Os pesquisadores analisaram dados sobre o desenvolvimento macroestrutural e microestrutural do cérebro, que mostram que essa maturação está “praticamente completa ao final da adolescência, por volta dos 18 anos”.
“Outras mudanças de desenvolvimento mais sutis continuam ao longo da terceira década de vida. A afirmação frequentemente citada de que o desenvolvimento cerebral ‘termina’ aos 25 anos não é claramente apoiada pela literatura neurocientífica primária”, diz o texto.
“Apesar das afirmações generalizadas, não há evidências neurobiológicas ou centradas no paciente claras que sustentem [uma idade legal mínima] acima de 21 anos”, continua o texto. “Embora o desenvolvimento cerebral sutil continue até a terceira década de vida, a maioria dos marcos importantes é atingida entre os 18 e 21 anos”.
“Os dados disponíveis não demonstram que o uso de cannabis entre os 21 e os 25 anos cause danos excepcionalmente graves ou irreversíveis em comparação com o uso iniciado após os 25 anos. No entanto, considerando as rápidas mudanças nas condições de mercado, o aumento do uso de cannabis por jovens adultos e as maiores concentrações de THC consumidas, são necessárias pesquisas para examinar mais a fundo as trajetórias longitudinais do uso de cannabis, os resultados neuroanatômicos, neurofisiológicos e neurocognitivos, e os danos comparativos entre as diferentes faixas etárias, a fim de refinar as recomendações baseadas em evidências para as leis de legalização da maconha que minimizem os riscos e evitem consequências sociais indesejadas”.

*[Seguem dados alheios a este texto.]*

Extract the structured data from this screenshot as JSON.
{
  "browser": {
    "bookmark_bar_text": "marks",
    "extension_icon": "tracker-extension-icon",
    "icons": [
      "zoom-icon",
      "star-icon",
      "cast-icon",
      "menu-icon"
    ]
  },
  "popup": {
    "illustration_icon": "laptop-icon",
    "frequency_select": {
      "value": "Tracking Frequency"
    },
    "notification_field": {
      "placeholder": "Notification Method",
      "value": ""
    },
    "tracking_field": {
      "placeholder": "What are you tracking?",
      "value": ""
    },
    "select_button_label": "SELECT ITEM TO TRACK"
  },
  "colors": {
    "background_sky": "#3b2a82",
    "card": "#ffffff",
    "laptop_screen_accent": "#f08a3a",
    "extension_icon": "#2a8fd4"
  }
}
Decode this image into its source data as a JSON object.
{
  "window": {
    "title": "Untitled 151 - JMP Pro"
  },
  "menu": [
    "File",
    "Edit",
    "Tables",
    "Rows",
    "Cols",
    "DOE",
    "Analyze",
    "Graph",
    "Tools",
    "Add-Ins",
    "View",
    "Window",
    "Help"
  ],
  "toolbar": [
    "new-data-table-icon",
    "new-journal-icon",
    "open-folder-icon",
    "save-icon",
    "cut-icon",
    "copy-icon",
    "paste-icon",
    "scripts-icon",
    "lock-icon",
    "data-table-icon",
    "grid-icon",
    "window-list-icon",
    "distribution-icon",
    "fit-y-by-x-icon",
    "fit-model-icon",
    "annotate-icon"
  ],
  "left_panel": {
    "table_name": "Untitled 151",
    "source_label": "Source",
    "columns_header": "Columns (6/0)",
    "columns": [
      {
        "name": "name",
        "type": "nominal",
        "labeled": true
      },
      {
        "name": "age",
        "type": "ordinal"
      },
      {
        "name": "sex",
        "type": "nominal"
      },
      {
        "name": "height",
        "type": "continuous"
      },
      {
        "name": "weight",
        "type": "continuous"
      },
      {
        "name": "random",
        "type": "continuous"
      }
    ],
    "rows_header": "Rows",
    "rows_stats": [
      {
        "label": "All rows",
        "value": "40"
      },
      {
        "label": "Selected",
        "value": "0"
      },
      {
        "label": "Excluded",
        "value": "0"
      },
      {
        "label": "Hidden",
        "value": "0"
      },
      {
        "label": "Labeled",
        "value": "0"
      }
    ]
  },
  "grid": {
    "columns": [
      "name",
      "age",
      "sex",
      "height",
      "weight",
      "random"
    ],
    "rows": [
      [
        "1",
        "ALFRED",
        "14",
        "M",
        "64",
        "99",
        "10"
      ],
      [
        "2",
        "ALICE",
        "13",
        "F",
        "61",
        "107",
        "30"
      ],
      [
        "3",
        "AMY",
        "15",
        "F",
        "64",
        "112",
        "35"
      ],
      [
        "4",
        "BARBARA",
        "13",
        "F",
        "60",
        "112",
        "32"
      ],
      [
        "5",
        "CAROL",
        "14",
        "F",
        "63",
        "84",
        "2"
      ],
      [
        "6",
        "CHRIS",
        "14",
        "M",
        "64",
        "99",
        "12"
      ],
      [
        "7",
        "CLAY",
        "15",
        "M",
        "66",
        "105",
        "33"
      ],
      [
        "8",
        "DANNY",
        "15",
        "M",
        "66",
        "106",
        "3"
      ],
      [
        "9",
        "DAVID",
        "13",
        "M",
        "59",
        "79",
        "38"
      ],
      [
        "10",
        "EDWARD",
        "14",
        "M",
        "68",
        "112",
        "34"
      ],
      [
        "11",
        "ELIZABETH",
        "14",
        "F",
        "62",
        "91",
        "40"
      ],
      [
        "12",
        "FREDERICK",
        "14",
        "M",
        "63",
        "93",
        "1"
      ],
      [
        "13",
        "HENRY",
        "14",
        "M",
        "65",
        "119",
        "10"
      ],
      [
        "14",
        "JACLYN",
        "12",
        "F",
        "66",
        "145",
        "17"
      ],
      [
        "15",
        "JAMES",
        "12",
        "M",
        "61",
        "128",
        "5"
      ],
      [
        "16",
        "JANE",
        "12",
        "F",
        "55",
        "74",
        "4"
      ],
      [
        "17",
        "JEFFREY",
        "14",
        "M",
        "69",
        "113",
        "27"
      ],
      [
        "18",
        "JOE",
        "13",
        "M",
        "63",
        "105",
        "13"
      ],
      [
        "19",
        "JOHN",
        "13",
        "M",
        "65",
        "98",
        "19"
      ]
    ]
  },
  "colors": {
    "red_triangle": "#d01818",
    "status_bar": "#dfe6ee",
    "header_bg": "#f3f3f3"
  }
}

Vale ressaltar que, embora os estados dos EUA tenham imposto, de forma geral, um limite de idade de 21 anos para a compra de maconha para uso adulto, outras jurisdições, como o Canadá e a Alemanha, estabeleceram esse limite em um valor inferior, de 18 anos.

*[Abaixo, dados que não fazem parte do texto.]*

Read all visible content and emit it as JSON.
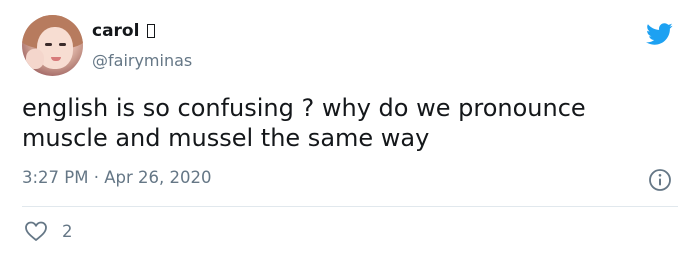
{
  "author": {
    "display_name": "carol",
    "handle": "@fairyminas"
  },
  "tweet": {
    "text": "english is so confusing ? why do we pronounce muscle and mussel the same way",
    "time": "3:27 PM",
    "separator": "·",
    "date": "Apr 26, 2020"
  },
  "actions": {
    "likes": "2"
  },
  "icons": {
    "brand": "twitter-bird-icon",
    "info": "info-icon",
    "like": "heart-icon"
  },
  "colors": {
    "brand_blue": "#1da1f2",
    "text": "#14171a",
    "secondary": "#657786",
    "divider": "#e1e8ed"
  }
}
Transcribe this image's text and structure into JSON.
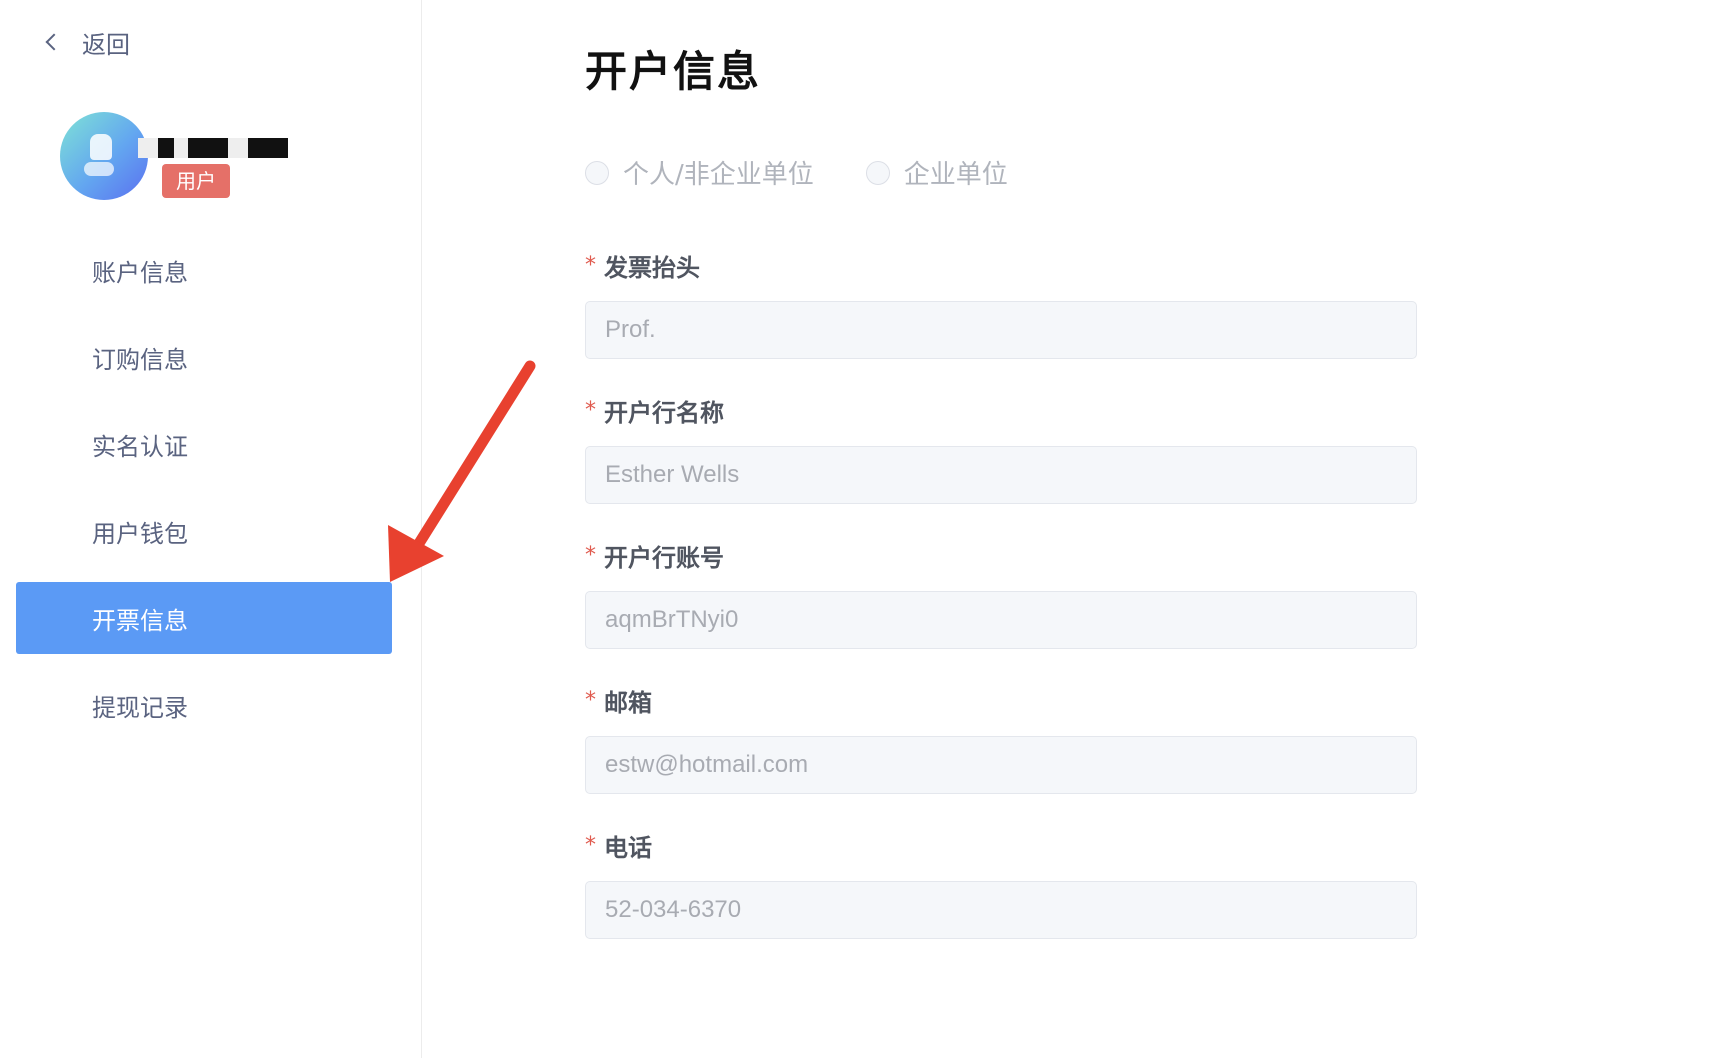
{
  "sidebar": {
    "back_label": "返回",
    "user_role_badge": "用户",
    "items": [
      {
        "label": "账户信息",
        "active": false
      },
      {
        "label": "订购信息",
        "active": false
      },
      {
        "label": "实名认证",
        "active": false
      },
      {
        "label": "用户钱包",
        "active": false
      },
      {
        "label": "开票信息",
        "active": true
      },
      {
        "label": "提现记录",
        "active": false
      }
    ]
  },
  "main": {
    "title": "开户信息",
    "entity_type_options": [
      {
        "label": "个人/非企业单位",
        "selected": false
      },
      {
        "label": "企业单位",
        "selected": false
      }
    ],
    "fields": [
      {
        "label": "发票抬头",
        "required": true,
        "value": "Prof."
      },
      {
        "label": "开户行名称",
        "required": true,
        "value": "Esther Wells"
      },
      {
        "label": "开户行账号",
        "required": true,
        "value": "aqmBrTNyi0"
      },
      {
        "label": "邮箱",
        "required": true,
        "value": "estw@hotmail.com"
      },
      {
        "label": "电话",
        "required": true,
        "value": "52-034-6370"
      }
    ],
    "required_marker": "*"
  },
  "colors": {
    "active_nav_bg": "#5b9af5",
    "badge_bg": "#e57068",
    "required_star": "#e05a4e",
    "annotation_arrow": "#e8412f"
  }
}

E embora os defensores do aumento da idade mínima argumentem que isso mitigaria problemas cerebrais em pessoas mais jovens, estudos também têm indicado consistentemente que a própria política de legalização tem dissuadido o uso por menores de idade.
Por exemplo, um estudo recente financiado pelo governo canadense mostra que as taxas de consumo de maconha entre jovens diminuíram após a legalização da maconha no país — contradizendo as preocupações manifestadas pelos proibicionistas.
O estudo foi divulgado cerca de três meses depois de autoridades alemãs terem publicado um relatório separado sobre a experiência do país com a legalização da maconha em todo o território nacional.
O relatório concluiu que os receios dos opositores relativamente ao uso por jovens — bem como à segurança no trânsito e outras preocupações — revelaram-se, até agora, em grande parte infundados.